Today we’re bringing back Dr. Erin Cleary one more time before she transitions to her new role as an MFM fellow at the Ohio State University! Dr. Cleary today talks with us on early pregnancy of unknown location - a common problem in the office or the emergency department/triage.
Women presenting to the ED with first trimester bleeding, pain, or both, have had a demonstrated prevalence rate of ectopic pregnancy up to 18% in some studies. Ruptured ectopic is a leading cause of pregnancy-related mortality in the first trimester, accounting for 2.7% of pregnancy-related deaths overall in 2011-2013. Proper identification and management of early, unlocated pregnancy is life-saving!
Dr. Cleary was kind enough to put together her high points from this episode for our blog post today:
Any patient with an unlocated pregnancy should be considered to have a potential ectopic pregnancy.
Women with prior ectopic, regardless of method of treatment, are at risk for ectopic in a subsequent pregnancy (three- to eightfold higher compared with other pregnant women).
If pregnancy is present while IUD is in place, risk of ectopic is 1 in 2 pregnancies for the levonorgestrel IUD and 1 in 16 pregnancies for the copper IUD.
Women with a history of PID have an approximately threefold increased risk of ectopic pregnancy
Pelvic exam. THIS MUST BE DONE.
The threshold for a positive qualitative β-hcg test is 20-50 milli-int units, depending on test. For quantitative serum tests, the threshold is 5-10 milli-int units, and 1-2 milli-int units, for ultrasensitive tests.
The β-hcg concentration doubles every 29 to 53 hours during the first 30 days after implantation of a viable, intrauterine pregnancy.

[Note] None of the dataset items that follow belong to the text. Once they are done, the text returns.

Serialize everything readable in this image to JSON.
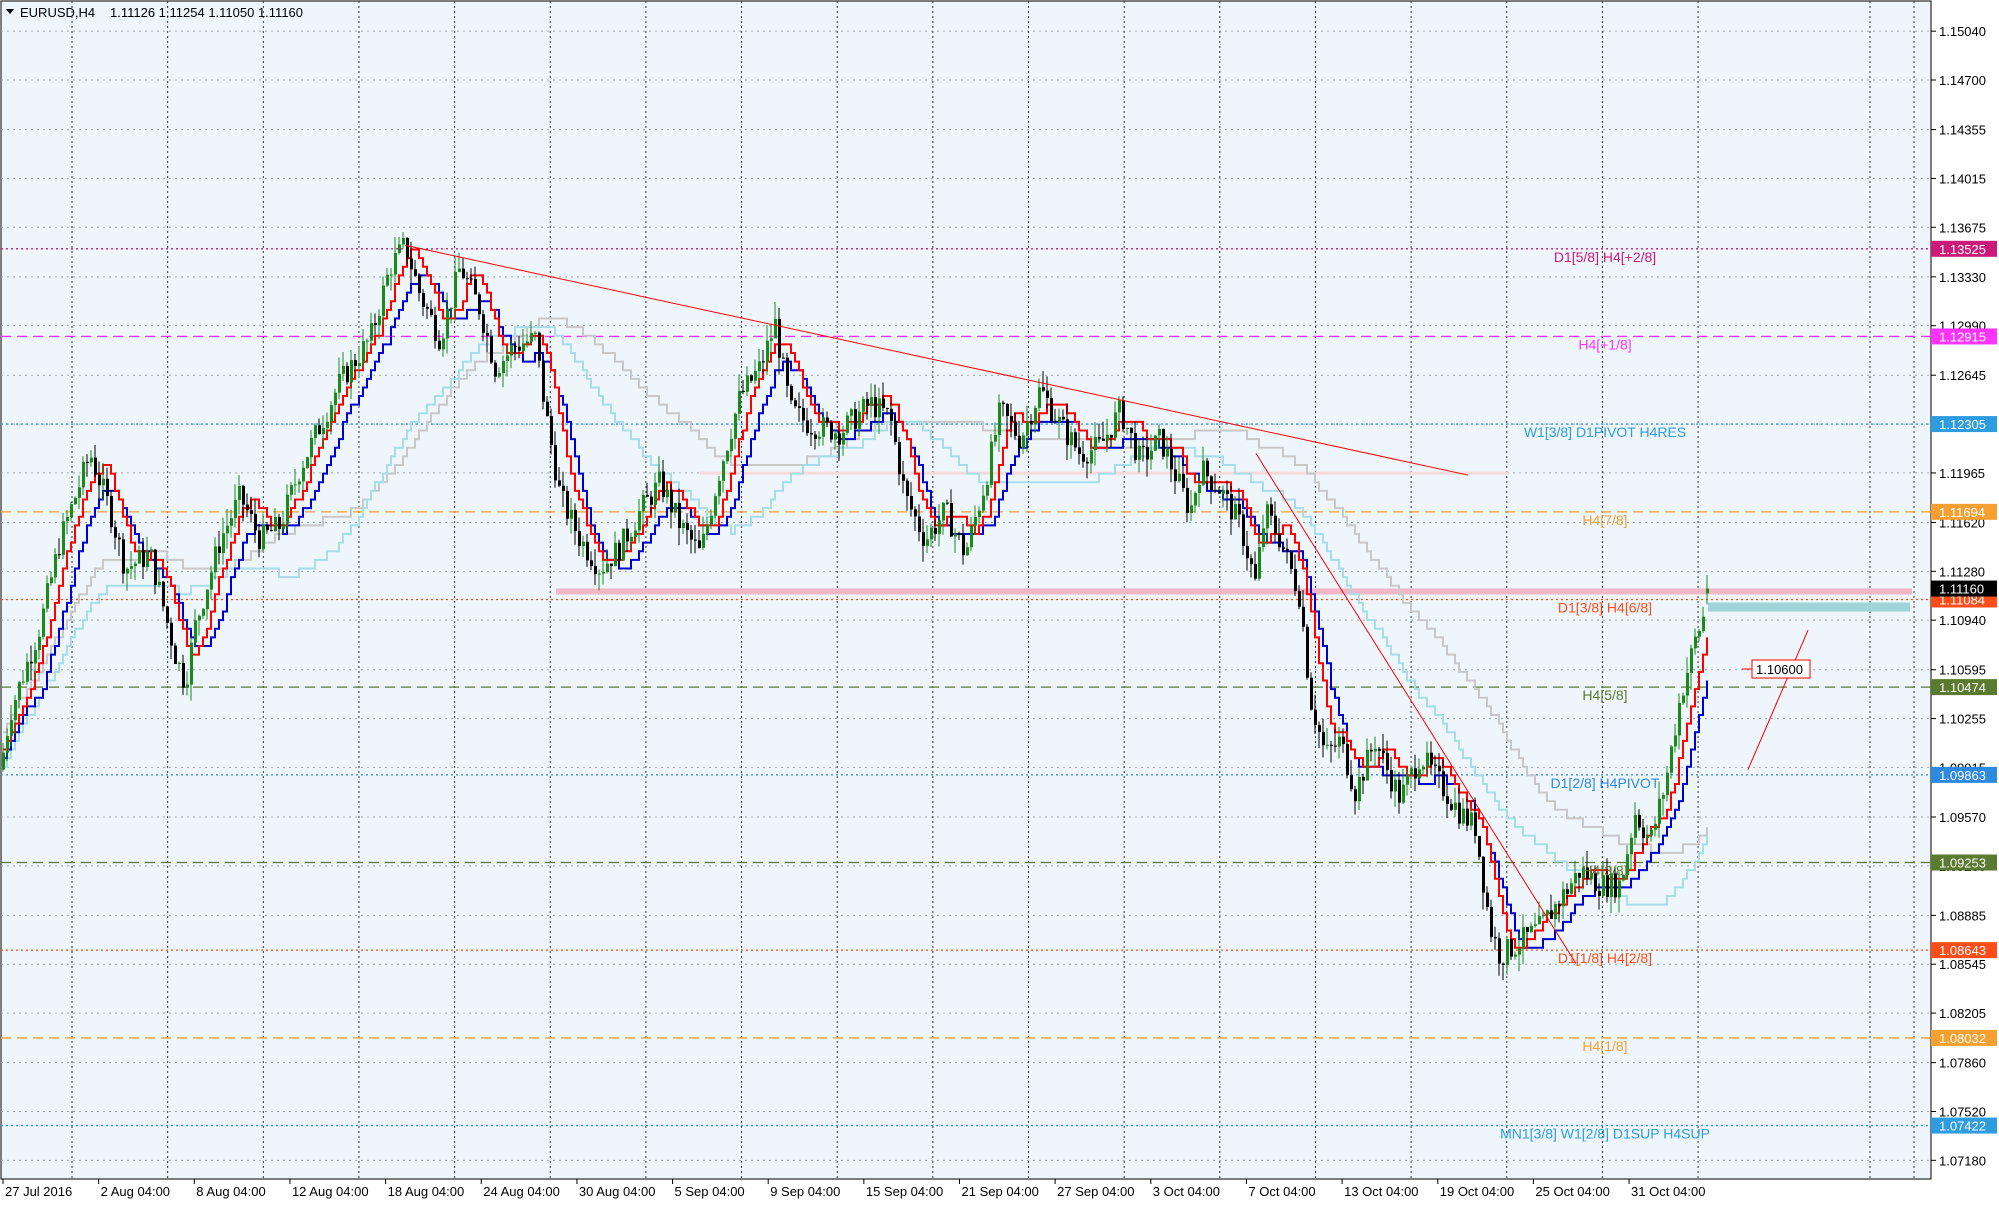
{
  "header": {
    "symbol": "EURUSD,H4",
    "ohlc": "1.11126 1.11254 1.11050 1.11160"
  },
  "chart_data": {
    "type": "candlestick",
    "ylim": [
      1.0705,
      1.1525
    ],
    "y_ticks": [
      "1.15040",
      "1.14700",
      "1.14355",
      "1.14015",
      "1.13675",
      "1.13330",
      "1.12990",
      "1.12645",
      "1.12305",
      "1.11965",
      "1.11620",
      "1.11280",
      "1.10940",
      "1.10595",
      "1.10255",
      "1.09915",
      "1.09570",
      "1.09230",
      "1.08885",
      "1.08545",
      "1.08205",
      "1.07860",
      "1.07520",
      "1.07180"
    ],
    "x_ticks": [
      "27 Jul 2016",
      "2 Aug 04:00",
      "8 Aug 04:00",
      "12 Aug 04:00",
      "18 Aug 04:00",
      "24 Aug 04:00",
      "30 Aug 04:00",
      "5 Sep 04:00",
      "9 Sep 04:00",
      "15 Sep 04:00",
      "21 Sep 04:00",
      "27 Sep 04:00",
      "3 Oct 04:00",
      "7 Oct 04:00",
      "13 Oct 04:00",
      "19 Oct 04:00",
      "25 Oct 04:00",
      "31 Oct 04:00"
    ],
    "grid": true,
    "current_price": "1.11160",
    "levels": [
      {
        "price": 1.13525,
        "tag": "1.13525",
        "label": "D1[5/8] H4[+2/8]",
        "color": "#cc1a7a",
        "dash": "dotted"
      },
      {
        "price": 1.12915,
        "tag": "1.12915",
        "label": "H4[+1/8]",
        "color": "#ff33ff",
        "dash": "dashed"
      },
      {
        "price": 1.12305,
        "tag": "1.12305",
        "label": "W1[3/8] D1PIVOT H4RES",
        "color": "#2d9ce0",
        "dash": "dotted"
      },
      {
        "price": 1.11694,
        "tag": "1.11694",
        "label": "H4[7/8]",
        "color": "#f5a030",
        "dash": "dashed"
      },
      {
        "price": 1.11084,
        "tag": "1.11084",
        "label": "D1[3/8] H4[6/8]",
        "color": "#ff4d1a",
        "dash": "dotted"
      },
      {
        "price": 1.10474,
        "tag": "1.10474",
        "label": "H4[5/8]",
        "color": "#5a7a30",
        "dash": "dashed"
      },
      {
        "price": 1.09863,
        "tag": "1.09863",
        "label": "D1[2/8] H4PIVOT",
        "color": "#2d8ae0",
        "dash": "dotted"
      },
      {
        "price": 1.09253,
        "tag": "1.09253",
        "label": "H4[3/8]",
        "color": "#5a7a30",
        "dash": "dashed"
      },
      {
        "price": 1.08643,
        "tag": "1.08643",
        "label": "D1[1/8] H4[2/8]",
        "color": "#ff4d1a",
        "dash": "dotted"
      },
      {
        "price": 1.08032,
        "tag": "1.08032",
        "label": "H4[1/8]",
        "color": "#f5a030",
        "dash": "dashed"
      },
      {
        "price": 1.07422,
        "tag": "1.07422",
        "label": "MN1[3/8] W1[2/8] D1SUP H4SUP",
        "color": "#2d9ce0",
        "dash": "dotted"
      }
    ],
    "annotation_price": "1.10600",
    "colors": {
      "background": "#eef6fc",
      "grid": "#000000",
      "candle_bull": "#1a8a1a",
      "candle_bear": "#000000",
      "ma_red": "#ff0000",
      "ma_blue": "#0000cc",
      "ma_cyan": "#a6dde8",
      "ma_gray": "#c8c8c8",
      "trendline": "#ff0000",
      "current_tag": "#000000"
    }
  }
}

When ectopic pregnancy is on the differential, a qualitative test is not sufficient. A serum quantitative value is essential to:
1. Interpret imaging (“discriminatory zone”)
2. Have a baseline in the event the β-hcg must be trended
The Discriminatory Zone
Definition: A concept that there is a quantitative β-hcg level above which the landmarks of a normal intrauterine pregnancy (yolk sac and embryo) should be visible on ultrasound.
Therefore, the absence of a gestational sac when β-hcg level is above the DZ is strongly suggestive of nonviable pregnancy, with 50-70% being ectopic.
Pelvic ultrasound is the gold standard first line imaging modality in early pregnancy and for evaluation of suspected ectopic pregnancy
Imaging results will fall into 1 of 5 main categories
IUP with normal adnexa. Normal pregnancy!
IUP with abnormal adnexa. Although rare, must evaluate for heterotopic pregnancy, or presence of both an intra and extra-uterine pregnancy.
No IUP, extra-uterine mass with YS/FP. Confirms ectopic pregnancy.
No IUP, adnexal mass without YS/FP. Suspicious for ectopic pregnancy
No IUP, normal adnexa. Differential includes normal but early IUP, failed IUP, or unidentified ectopic.
A patient with a confirmed ectopic requires evaluation and counseling by an OBGYN to evaluate candidacy for medical or surgical evaluation.
Expectant management: serial quantitative β-hcg level assessment ~q 48 hours, only for stable patients.
Scenario A: The β-hcg level rises appropriately (doubles approximately every 2 days).
Scenario B: The β-hcg level falls precipitously.
Scenario C: The β-hcg level neither rises appropriately nor drops precipitously. Now we should be MORE concerned about ectopic pregnancy, but abnormal IUP is also on the differential.
Repeat pelvic imaging is very helpful
Every patient who is stable and an appropriate candidate to trend β-hcg levels will eventually declare herself, with either a located IUP, a failed IUP/SAB, or a confirmed or presumed ectopic pregnancy.